There are fizz drinks which arrive in highballs — a clementine-infused tequila with sherbet as well as a cognac mixed with honeydew marmalade — both citrus-hued and reminiscent of summer. But the other options are decidedly more striking, both in appearance and taste. Kiss of a Rose ($17) centers around oregano-infused vodka made magenta with a splash of rose cordial — something like a cosmopolitan with a Ph.D. But the most intriguing part of the drink is the hand-chiseled ice cube (cut from a rugged block) that floats like an iceberg with a sprig of oregano playing Kate Winslet’s part, perilously perched on top. It appears decorative — this herb sprig — but the savory scent in a sweet drink is so compelling, slightly disorienting, and greatly welcome.

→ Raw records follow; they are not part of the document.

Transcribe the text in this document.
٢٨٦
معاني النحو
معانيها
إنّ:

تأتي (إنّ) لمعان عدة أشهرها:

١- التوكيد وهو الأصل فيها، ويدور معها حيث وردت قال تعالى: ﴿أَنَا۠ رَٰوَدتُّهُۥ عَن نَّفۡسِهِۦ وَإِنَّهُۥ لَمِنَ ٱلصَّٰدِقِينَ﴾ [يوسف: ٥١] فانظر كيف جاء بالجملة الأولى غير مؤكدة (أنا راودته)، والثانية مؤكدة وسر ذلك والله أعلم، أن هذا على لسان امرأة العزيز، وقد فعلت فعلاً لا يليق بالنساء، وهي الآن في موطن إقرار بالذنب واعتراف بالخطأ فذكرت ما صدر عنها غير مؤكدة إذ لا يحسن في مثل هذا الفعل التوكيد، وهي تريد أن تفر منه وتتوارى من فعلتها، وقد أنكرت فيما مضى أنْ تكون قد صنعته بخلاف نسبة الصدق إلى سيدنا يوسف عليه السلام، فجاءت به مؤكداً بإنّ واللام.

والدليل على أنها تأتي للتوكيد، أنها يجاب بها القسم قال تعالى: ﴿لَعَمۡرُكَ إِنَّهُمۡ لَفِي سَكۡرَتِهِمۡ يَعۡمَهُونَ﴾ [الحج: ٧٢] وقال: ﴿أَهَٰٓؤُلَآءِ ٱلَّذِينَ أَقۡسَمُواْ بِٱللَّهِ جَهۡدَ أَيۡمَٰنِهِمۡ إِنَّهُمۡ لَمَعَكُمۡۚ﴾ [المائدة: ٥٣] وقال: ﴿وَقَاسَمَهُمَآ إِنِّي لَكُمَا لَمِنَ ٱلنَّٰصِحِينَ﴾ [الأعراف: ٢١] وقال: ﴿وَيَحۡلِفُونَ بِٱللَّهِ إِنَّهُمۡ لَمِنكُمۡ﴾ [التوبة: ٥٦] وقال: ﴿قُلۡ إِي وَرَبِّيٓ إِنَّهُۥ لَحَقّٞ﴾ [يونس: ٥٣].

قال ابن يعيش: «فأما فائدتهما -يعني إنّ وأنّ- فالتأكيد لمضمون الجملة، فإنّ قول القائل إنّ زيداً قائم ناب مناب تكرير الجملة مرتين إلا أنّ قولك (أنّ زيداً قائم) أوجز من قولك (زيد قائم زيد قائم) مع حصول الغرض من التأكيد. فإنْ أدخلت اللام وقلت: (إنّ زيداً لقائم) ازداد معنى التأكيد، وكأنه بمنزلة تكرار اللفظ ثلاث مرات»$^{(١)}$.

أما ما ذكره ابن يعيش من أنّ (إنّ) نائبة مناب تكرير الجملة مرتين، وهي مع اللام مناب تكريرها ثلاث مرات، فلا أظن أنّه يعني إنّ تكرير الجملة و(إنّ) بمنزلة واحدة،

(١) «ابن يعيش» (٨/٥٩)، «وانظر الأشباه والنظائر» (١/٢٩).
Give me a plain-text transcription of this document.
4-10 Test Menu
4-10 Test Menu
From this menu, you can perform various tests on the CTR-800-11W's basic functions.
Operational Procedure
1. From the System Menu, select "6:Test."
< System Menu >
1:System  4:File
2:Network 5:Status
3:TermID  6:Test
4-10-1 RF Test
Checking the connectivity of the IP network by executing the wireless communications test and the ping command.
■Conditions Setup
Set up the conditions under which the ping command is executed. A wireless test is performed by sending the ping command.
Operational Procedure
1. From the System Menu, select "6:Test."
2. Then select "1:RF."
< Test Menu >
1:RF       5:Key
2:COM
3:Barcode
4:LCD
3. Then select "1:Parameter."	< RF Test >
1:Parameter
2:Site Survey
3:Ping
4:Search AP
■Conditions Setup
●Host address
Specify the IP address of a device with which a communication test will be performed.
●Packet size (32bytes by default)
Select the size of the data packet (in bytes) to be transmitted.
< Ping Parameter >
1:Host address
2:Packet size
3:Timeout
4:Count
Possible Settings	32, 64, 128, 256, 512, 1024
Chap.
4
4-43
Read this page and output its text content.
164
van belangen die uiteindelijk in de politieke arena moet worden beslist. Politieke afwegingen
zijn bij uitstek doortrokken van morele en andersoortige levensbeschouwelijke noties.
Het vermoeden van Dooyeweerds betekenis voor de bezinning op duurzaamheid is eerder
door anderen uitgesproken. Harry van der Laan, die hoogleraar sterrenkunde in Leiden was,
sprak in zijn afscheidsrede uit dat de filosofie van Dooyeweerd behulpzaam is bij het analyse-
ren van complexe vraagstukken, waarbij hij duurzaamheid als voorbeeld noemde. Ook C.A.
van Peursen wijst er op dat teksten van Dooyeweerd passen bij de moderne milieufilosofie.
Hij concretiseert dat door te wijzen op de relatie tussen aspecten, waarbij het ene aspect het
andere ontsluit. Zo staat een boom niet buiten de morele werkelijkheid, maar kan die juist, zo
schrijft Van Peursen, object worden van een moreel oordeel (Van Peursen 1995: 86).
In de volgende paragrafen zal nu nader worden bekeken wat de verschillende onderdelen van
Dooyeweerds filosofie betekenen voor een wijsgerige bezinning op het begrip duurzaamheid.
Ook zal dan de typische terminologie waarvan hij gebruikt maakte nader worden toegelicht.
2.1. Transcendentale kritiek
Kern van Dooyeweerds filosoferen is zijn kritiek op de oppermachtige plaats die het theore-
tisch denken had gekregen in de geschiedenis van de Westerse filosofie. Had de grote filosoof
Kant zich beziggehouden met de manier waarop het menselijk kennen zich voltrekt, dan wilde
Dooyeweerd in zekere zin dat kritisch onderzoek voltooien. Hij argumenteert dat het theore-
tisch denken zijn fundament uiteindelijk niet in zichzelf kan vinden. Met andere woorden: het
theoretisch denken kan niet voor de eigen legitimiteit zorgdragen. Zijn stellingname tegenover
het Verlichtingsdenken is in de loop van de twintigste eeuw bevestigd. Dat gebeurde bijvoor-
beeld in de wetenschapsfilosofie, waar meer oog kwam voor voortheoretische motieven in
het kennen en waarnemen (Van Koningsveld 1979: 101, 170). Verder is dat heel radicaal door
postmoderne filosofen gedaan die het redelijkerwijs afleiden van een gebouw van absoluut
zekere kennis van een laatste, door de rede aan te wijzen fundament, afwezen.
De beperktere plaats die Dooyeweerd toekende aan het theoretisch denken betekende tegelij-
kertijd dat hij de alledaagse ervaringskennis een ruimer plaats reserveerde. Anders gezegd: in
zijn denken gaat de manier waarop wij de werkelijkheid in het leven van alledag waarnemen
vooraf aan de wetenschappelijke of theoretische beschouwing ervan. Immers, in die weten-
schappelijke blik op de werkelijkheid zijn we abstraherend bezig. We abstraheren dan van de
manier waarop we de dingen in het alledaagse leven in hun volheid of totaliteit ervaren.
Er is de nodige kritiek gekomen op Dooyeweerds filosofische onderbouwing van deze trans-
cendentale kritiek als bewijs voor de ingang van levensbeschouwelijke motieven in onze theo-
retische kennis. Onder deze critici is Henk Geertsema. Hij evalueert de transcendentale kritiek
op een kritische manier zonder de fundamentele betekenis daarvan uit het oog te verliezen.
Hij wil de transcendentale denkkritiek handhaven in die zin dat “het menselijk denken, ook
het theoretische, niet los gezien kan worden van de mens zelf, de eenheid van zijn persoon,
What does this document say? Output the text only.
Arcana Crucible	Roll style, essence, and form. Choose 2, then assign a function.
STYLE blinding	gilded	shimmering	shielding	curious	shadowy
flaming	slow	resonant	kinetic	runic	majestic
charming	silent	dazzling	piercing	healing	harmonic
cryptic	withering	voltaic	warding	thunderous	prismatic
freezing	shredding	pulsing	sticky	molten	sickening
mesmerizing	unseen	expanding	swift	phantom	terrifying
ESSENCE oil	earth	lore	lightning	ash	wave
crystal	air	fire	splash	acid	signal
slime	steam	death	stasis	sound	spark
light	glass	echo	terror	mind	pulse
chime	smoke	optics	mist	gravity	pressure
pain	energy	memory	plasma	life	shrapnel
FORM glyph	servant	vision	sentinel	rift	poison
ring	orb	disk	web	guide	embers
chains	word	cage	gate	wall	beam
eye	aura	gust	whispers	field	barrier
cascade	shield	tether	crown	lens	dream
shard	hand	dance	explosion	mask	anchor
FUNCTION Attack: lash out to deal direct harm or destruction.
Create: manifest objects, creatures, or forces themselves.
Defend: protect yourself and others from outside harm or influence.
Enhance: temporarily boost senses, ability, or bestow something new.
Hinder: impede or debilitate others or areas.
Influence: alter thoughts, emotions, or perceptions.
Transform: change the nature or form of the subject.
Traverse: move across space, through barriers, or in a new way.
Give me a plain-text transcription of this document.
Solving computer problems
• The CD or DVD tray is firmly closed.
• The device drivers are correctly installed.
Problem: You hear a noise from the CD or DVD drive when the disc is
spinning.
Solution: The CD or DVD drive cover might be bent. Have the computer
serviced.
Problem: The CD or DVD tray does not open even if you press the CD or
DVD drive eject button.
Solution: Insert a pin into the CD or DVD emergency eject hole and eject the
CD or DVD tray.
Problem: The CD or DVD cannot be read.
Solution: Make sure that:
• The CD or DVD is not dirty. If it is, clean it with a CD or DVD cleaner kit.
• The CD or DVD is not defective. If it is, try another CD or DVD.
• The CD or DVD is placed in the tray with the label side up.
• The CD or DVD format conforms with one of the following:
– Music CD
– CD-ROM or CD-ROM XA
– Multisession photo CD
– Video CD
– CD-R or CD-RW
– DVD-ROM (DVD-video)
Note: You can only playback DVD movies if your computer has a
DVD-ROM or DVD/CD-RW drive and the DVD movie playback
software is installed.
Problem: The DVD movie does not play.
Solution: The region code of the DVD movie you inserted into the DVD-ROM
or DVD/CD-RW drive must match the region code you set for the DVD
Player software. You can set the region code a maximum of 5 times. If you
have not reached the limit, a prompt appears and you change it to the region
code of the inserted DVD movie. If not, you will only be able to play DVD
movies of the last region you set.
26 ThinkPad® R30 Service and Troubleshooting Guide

The Sea Gibson ($16) is more austere: a peppercorn-laced martini with a knotty sea bean balanced on top, an oceanic punctuation in a fully alcoholic sentence. The Fashion Forward ($17) is a microphone-drop nightcap of toasted buckwheat in rye with Demerara sugar and a wedge of dark chocolate. It goes down hard but, again, the scent is so dessert-like as to play mind games with your already loopy brain. Clementine’s hallmark drink, however, remains the 21 Lighthouses ($17), a mixture of fragrant Italian aperitifs in a flute. It’s topped with a quivering smoke bubble that bursts open at the slightest touch, releasing a cloud of perfumed vapor that settles languidly back into the drink. Extravagant? Yes. Also reason enough to eschew dinner and spend all night at the bar.
_____________
CLEMENTINE
200 Washington St., Providence, 533-1000, instagram.com/clementinecocktailbar
Closed Monday. Street parking.
Must get: Obviously drinks, and enough snack food to keep you from falling off your stool.